Astrid también esperaba lo mismo. Por el bien de Livi, esperaba de verdad que no se llegara a un punto en el que el niño tuviera que experimentar la pérdida de su madre.
—Hiciste un trabajo increíble convenciéndola, Hermana Ellis —dijo con admiración.
—Todavía no estamos seguros de si lo cumplirá.
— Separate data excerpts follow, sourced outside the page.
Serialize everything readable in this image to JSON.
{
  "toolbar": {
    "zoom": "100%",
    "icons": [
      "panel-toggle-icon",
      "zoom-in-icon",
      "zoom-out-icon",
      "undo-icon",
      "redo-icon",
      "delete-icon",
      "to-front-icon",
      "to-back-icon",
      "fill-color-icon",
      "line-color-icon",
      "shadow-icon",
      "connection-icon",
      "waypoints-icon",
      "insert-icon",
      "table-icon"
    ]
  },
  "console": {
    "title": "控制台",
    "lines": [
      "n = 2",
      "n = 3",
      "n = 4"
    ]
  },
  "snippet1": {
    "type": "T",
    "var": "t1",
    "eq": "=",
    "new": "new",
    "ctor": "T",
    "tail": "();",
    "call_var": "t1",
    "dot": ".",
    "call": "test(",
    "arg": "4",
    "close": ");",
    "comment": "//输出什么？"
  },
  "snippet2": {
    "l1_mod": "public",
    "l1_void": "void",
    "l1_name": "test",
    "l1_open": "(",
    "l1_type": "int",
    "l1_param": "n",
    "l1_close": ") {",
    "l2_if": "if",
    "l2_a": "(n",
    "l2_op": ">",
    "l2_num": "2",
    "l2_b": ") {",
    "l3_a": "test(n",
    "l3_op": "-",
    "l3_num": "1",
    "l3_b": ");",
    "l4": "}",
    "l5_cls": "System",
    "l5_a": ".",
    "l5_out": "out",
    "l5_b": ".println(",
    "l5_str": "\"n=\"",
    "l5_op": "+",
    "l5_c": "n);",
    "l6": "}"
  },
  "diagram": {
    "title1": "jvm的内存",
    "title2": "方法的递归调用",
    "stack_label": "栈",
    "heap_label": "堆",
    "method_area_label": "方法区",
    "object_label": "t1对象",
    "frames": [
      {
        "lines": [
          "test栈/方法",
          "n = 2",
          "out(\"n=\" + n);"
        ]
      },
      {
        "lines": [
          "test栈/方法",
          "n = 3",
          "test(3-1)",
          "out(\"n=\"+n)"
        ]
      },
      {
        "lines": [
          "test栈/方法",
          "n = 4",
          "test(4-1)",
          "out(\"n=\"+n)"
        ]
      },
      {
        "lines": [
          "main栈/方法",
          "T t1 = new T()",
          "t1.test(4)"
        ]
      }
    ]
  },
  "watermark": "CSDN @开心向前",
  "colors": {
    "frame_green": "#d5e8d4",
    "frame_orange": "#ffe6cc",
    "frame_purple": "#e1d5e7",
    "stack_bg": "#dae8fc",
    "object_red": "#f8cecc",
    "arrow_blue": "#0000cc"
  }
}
—Creo que lo hará —dijo Astrid, pues su instinto se lo decía—. Entonces, ¿sabe la Hermana Ellis cuándo estallará la noticia sobre los Thornleys?
—En algún momento de este fin de semana. Probablemente justo después de que se estrene [Día Libre del Bebé].
Astrid enarcó una ceja ante eso. Después de ese episodio de [Día Libre del Bebé], el público en general definitivamente simpatizaría con la situación de Livi. Y una vez que saliera la noticia sobre los Thornleys…
Ah, ahora entendía por qué Olivia Crane dejó que Livi apareciera en ese programa.